Manley’s life though took a much different turn that same year when he decided to tackle his obesity. He had grown to 420 pounds and decided that weight loss surgery was right for him. But the bariatric surgery had a one glitch – a nerve was damaged. The bariatric wand used in the procedure was misdirected and it changed the course of his life. Neuropathy was the result and he is in constant pain – a feeling he describes as having his feet in a meat grinder. He dreams of blackbirds eating away at his feet during the night. The doctors attempted four pain management implants – all failed. Manley has had to manage the pain on his own, and he said it led him to try a variety of drugs, including cocaine. He became an addict.
Just three years ago, in 2007, Manley was ready to end his life. He no longer wanted to live with the constant pain. He drove to San Marcos and said his last goodbyes to family members, had a few drinks and drove over an embankment. The doctors said he should have died, but Manley believes the “grace of an angel” intervened and saved him.
Six months later, he almost died again – this time from pneumonia. The physical abuse his body had been through with the cocaine addiction ran him down. He developed a staph infection that spread throughout his organs – lungs, intestines and liver. His body shut down. In the hospital on an ventilator, according to Manley, “he crossed over.”
Manley said he had a near death experience – he describes the crossing as an intensity of life, a place of great peace and acceptance and being home. Most of all, he had no pain there. His grandmother came to see him and told him it was not his time yet, and so he came back, though with great reluctance. He has published a book called Crossing Twice and has now sold 2000 copies. He said he received 200 thank you notes from his readers.
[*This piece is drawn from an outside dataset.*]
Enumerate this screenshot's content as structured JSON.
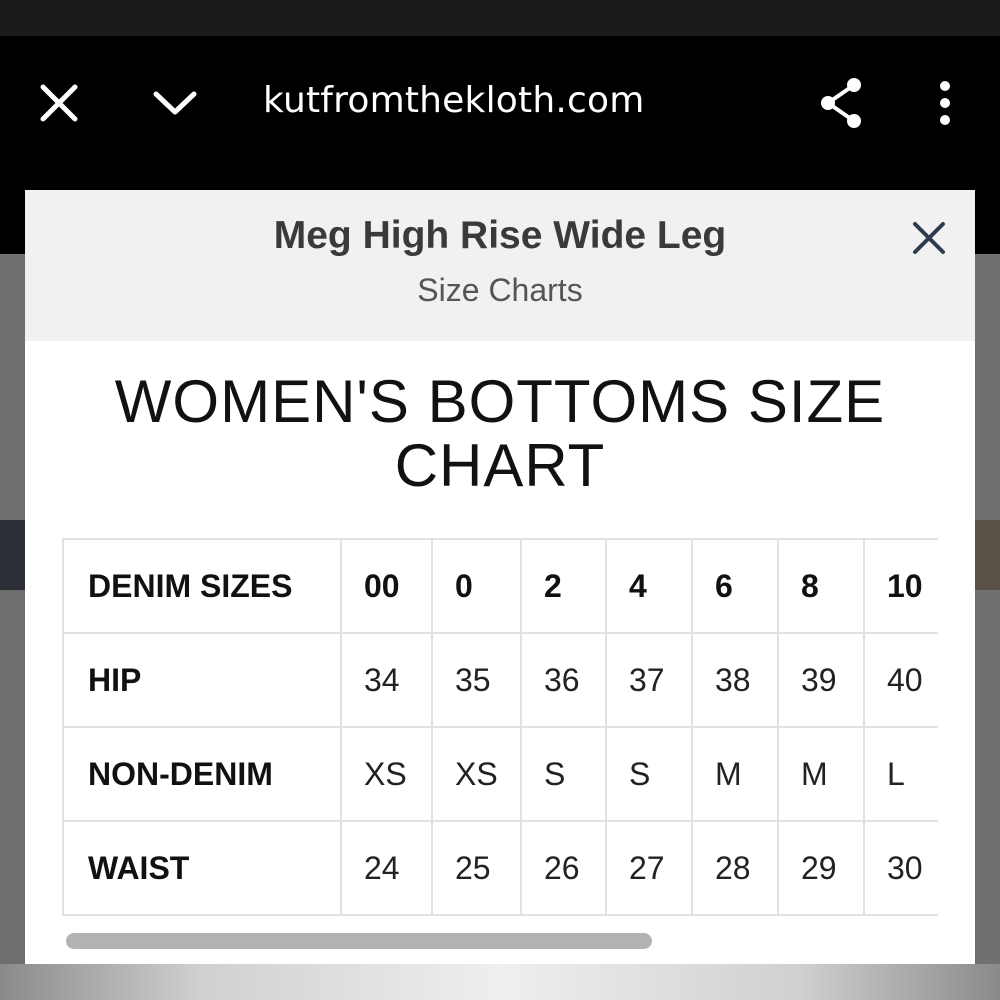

Manley is now disabled and just returning to practice feeling emotionally healed and finally getting it. He is very frank about his less than stellar past. His pain is still here, it shows on his face, and in his tears when he speaks of how hard it is, but he feels his life has great purpose. He gets up daily at 3:00 a.m. and writes for three hours. He has just finished writing his third book and has a publishing agent.
Today, with the help of his mother, he is able to function as a pastoral counselor using online tools, but no longer is able to work from an office. He is very excited about the online video conferencing tool Skype which has been a savior for him. It gives him the ability to make voice and video calls with the computer, make video conference calls with three or more people, and to share files and screen captures. (See the Skype Web site for details.)
Manley is a member of the American Professional Pastoral Counseling Association and considers himself to be a progressive Christian counselor combining spirituality and cognitive methods to serve clients. Albert Ellis is one of his role models. His Web site lists the following life matters that he works with clients on:
- Depression, anxiety and addiction issues.
- Career coaching.
- Life coaching.
- Anger Management Training
- Marriage Counseling
- Family Life Therapy
- GLBT Issues and Integration Counseling
- Death, dying and grief.
- Overcoming Fears
- Sexuality Issues
- Spirituality and Spiritual Recovery
- Prayer Work and Holy Spirit Insights
More information on the services he offers can be found on his Web site. Manley finds life a blessing and he is thankful he is able to really help people now, even though it has taken a near death crossing to bring him to a point where he says he finally “gets it.”